Getting back to the objective versus subjective approach to writing, subjective writing can no longer be seen as not being a valid approach to journalistic writing. Certainly, subjectivity is dependent on one’s personal feelings, sensitivities, and interpretation of the situation being observed, measured or the facts that surround the topic. However, as Thompson states above “just flat-out lying is different from being subjective.”  This one truism is what differentiates subjective writing from conservative outlets that skew their content, if not to lie outright, but present the facts in a way that might be misleading or slanted. Think Trump’s tweets.

So, why does this matter? First, many people digest the information thrown at them simply out of lack of motivation to question their beliefs. For example, if a person has always listened to Fox News because their immediate family or co-workers do, they are prone to continue doing so. This is not just a conservative malady, but one that liberals also suffer from in their choice of news outlets. Both objective and subjective writing suffers when people accept without questioning if the truth is being represented fairly. Not to single out Fox News as the only culprit, but when commentators spew hate, misinformation and subjective viewpoints not based in reality, how can a huge swatch of the public not come away without being adversely influenced?

Second, in the world that Trump created, journalists cannot help but write in a subjective voice. The crisis that our democracy faces is not one that can be approached strictly through objective analysis. Truth, in this case, is hard not to filter through a subjective perspective. What Trump has done is demean the reality of American democracy to an Us and Them class warfare.
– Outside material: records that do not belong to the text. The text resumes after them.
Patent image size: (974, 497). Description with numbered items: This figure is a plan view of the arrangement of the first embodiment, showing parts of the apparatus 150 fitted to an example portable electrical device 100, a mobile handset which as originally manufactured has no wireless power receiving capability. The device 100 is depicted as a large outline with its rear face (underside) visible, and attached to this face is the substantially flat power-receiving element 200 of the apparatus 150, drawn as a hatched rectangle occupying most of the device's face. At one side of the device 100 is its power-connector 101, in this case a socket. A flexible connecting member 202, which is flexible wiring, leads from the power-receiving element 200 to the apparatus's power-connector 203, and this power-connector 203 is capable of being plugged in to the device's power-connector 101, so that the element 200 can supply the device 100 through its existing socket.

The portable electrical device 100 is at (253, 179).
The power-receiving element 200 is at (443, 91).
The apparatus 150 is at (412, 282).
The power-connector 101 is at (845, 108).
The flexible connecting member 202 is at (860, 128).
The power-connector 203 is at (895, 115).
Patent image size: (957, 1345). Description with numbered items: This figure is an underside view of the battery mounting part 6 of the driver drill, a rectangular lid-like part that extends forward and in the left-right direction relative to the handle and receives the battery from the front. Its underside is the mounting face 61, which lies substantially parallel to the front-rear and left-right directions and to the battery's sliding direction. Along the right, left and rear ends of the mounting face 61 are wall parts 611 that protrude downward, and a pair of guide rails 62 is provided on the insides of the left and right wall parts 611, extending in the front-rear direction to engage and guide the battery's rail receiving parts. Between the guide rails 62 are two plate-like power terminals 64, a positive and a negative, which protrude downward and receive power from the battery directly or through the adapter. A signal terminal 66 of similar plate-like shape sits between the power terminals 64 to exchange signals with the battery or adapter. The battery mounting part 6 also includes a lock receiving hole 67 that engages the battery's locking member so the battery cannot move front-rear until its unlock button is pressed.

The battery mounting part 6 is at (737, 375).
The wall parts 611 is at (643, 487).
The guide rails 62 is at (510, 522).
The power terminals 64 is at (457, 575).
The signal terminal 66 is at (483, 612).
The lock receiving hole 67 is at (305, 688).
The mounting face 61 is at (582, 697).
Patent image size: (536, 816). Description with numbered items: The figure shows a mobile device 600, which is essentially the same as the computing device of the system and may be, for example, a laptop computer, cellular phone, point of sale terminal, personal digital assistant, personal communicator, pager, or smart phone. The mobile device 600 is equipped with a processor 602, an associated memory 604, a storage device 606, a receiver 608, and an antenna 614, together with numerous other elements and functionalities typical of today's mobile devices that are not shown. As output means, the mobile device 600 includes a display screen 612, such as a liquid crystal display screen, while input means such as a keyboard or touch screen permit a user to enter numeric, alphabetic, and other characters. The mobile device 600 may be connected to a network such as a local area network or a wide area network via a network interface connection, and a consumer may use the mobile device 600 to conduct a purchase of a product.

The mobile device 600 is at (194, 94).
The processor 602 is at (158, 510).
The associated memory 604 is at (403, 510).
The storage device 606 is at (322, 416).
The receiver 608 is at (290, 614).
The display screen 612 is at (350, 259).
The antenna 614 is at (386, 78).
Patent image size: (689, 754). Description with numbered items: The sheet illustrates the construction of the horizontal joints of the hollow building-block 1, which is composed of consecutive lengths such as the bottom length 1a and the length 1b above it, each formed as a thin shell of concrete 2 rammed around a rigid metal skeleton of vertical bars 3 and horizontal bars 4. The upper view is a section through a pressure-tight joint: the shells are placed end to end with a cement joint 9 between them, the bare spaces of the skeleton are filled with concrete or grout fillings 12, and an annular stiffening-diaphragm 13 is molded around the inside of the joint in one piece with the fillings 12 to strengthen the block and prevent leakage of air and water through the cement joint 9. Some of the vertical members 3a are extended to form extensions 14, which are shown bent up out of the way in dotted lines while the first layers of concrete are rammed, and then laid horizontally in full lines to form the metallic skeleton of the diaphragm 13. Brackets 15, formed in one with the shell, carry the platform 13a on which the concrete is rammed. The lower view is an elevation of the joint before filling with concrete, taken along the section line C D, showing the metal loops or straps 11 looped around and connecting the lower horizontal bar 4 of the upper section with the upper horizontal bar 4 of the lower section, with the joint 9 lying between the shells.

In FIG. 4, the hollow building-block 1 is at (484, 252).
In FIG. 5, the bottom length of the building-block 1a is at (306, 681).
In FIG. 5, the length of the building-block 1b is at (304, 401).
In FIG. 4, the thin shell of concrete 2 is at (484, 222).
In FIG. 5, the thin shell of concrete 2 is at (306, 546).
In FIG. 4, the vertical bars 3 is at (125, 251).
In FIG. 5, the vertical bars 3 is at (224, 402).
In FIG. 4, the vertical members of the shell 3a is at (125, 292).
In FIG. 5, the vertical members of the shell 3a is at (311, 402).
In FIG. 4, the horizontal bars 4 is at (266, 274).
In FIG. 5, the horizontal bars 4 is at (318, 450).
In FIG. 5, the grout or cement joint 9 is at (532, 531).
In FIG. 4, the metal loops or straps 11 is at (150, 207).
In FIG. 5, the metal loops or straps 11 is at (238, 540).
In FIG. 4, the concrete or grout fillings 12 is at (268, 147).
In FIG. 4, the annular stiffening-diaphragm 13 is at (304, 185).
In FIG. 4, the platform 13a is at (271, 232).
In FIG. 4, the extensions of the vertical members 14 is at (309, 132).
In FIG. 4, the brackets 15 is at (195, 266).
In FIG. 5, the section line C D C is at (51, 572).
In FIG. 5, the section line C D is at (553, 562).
America is no longer a place where equality is the prism to view the hopes and dreams of the lower class, or increasingly, the lower and middle-class citizens. What is in place now is the wealthy ruling 1 percent of Americans control the lives, future and happiness of the rest of the country.

Facts, observations, and measurable incidents are important, however, how those objective elements subjectively change the American Democracy is what is important.